Mid-April 2024

Freevee gets a big (and good!) videogame adaptation

My plan for the Subspace newsletter, assuming it takes off, is to do a big one at the start of the month, and then a mid-month update newsletter, to catch up on whatever I might have missed in the big newsletter. So here’s the first mid-month update!

Fallout on Freevee

I was pleasantly surprised to see Amazon’s new science fiction show Fallout show up on Freevee. At least for the moment. If it’s still on Freevee in May, I’ll write more about it. For now, I’ll just say it is apparently popular with fans of the videogame franchise that it is based on and also with people who haven’t played the game. (I am in the latter category.) Also, they apparently shot the show on old-fashioned film! So it looks great.

Also on Freevee...

Actor Michael Emerson shows up in Fallout, which reminded me that Lost is also available on Freevee.

Alan Tudyk’s Con Man is not technically science fiction, but it is definitely sci-fi adjacent. And funny.

Elsewhere…

Colossal has a cool concept and a solid cast. Maybe I will finally get around to watching it now that it’s on Tubi.

Also on Tubi, ’90s weird sci-fi mystery classic Dark City.

The first Goosebumps movie is more fantasy than sci-fi, but it’s a lot of fun, and Jack Black is hilarious.

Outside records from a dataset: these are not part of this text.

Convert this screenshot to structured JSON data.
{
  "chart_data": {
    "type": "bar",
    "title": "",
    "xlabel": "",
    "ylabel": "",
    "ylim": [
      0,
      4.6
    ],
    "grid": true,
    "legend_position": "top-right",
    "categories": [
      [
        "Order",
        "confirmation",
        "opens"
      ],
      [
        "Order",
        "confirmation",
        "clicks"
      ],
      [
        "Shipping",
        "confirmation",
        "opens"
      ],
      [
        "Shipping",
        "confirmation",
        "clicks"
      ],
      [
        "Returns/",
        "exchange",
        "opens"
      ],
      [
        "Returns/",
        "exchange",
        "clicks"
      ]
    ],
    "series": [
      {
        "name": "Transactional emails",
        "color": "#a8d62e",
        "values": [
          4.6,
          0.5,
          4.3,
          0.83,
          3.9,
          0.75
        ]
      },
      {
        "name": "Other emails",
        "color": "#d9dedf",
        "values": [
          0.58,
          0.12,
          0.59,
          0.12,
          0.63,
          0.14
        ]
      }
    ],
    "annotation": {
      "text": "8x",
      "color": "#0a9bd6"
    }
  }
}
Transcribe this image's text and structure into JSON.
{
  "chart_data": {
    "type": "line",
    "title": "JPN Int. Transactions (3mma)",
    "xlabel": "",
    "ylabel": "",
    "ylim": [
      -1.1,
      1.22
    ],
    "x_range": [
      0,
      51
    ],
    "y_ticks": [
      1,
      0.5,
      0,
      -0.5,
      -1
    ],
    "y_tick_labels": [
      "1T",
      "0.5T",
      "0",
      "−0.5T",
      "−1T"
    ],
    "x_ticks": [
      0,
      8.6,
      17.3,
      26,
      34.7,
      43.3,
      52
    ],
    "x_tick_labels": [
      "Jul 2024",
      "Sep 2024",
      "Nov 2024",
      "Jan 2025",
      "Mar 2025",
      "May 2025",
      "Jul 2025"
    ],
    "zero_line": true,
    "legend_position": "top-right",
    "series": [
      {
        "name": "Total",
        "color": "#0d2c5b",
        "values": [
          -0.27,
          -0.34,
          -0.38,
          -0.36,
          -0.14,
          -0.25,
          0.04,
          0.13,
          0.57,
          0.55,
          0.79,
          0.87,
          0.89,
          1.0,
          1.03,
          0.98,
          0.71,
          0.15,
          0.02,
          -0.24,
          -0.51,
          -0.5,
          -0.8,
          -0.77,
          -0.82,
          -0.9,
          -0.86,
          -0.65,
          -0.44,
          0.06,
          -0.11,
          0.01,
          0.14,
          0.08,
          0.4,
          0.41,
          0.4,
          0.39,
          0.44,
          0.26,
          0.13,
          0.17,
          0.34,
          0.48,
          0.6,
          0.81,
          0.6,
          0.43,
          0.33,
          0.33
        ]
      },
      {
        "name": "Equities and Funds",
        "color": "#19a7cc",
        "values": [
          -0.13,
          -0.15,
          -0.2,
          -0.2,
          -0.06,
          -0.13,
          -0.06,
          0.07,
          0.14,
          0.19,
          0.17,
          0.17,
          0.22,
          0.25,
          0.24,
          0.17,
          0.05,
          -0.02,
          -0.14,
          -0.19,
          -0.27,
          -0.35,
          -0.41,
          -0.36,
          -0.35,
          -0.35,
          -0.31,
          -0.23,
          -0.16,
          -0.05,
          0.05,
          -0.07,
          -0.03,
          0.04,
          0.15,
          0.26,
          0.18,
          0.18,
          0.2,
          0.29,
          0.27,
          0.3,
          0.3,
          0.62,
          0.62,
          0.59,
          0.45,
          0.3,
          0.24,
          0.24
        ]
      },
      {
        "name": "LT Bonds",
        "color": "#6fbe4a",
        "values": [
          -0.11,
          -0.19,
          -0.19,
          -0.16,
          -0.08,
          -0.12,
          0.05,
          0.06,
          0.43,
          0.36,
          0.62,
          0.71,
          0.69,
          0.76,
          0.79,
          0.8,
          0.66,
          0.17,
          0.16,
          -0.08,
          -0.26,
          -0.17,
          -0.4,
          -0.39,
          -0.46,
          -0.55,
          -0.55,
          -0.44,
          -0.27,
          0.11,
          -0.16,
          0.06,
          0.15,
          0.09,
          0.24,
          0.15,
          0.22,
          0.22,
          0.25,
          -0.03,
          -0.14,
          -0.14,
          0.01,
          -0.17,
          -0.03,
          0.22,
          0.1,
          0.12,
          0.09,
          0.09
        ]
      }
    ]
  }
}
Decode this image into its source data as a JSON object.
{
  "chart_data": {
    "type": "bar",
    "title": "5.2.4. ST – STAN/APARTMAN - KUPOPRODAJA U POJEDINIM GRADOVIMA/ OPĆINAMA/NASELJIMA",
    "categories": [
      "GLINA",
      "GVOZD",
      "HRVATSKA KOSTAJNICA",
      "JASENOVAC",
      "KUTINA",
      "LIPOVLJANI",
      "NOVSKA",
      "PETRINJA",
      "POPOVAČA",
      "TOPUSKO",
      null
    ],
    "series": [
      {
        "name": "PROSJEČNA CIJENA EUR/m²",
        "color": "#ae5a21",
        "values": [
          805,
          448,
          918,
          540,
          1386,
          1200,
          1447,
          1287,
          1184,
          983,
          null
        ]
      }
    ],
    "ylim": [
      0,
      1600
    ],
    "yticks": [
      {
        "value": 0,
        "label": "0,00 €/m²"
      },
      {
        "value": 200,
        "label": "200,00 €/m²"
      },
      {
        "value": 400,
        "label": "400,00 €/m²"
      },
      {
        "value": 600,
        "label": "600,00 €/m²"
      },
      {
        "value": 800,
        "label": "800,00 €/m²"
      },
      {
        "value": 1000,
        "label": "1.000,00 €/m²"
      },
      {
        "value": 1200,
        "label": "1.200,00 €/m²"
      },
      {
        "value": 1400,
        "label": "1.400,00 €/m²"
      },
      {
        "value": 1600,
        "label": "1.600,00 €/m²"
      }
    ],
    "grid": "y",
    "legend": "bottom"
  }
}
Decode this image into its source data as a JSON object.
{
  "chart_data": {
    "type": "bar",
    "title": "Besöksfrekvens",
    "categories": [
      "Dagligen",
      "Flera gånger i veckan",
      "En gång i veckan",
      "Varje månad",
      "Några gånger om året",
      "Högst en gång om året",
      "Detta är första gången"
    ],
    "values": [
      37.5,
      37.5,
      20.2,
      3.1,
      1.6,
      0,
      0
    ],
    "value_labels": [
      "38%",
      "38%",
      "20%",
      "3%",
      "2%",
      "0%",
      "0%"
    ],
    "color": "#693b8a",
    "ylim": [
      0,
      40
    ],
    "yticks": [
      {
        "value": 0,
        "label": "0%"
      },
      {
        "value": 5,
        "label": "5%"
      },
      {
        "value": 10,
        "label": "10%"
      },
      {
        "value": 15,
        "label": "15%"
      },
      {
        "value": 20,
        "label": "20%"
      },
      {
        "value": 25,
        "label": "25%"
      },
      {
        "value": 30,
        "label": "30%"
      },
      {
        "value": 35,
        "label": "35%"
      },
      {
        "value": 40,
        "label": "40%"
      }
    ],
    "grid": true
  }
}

Oooh. I’ve been looking forward to seeing stop-motion master Phil Tippett’s Mad God, and now it’s available on Hoopla.

Outland is a pretty good ’80s sci-fi take on High Noon, with Sean Connery, Peter Boyle, and a score by the great Jerry Goldsmith.

The Land That Time Forgot (1974) starts off as a submarine movie and turns into a lost-world-with-dinosaurs movie. What’s not to like?

Melancholia is a when-worlds-collide movie that avoids the usual adventure and heroics and instead embraces the doom and gloom. I dig it.

From Beyond is a weird (and kinky) H.P. Lovecraft adaptation, with Jeffery Combs, Barbara Crampton, and Ken Foree.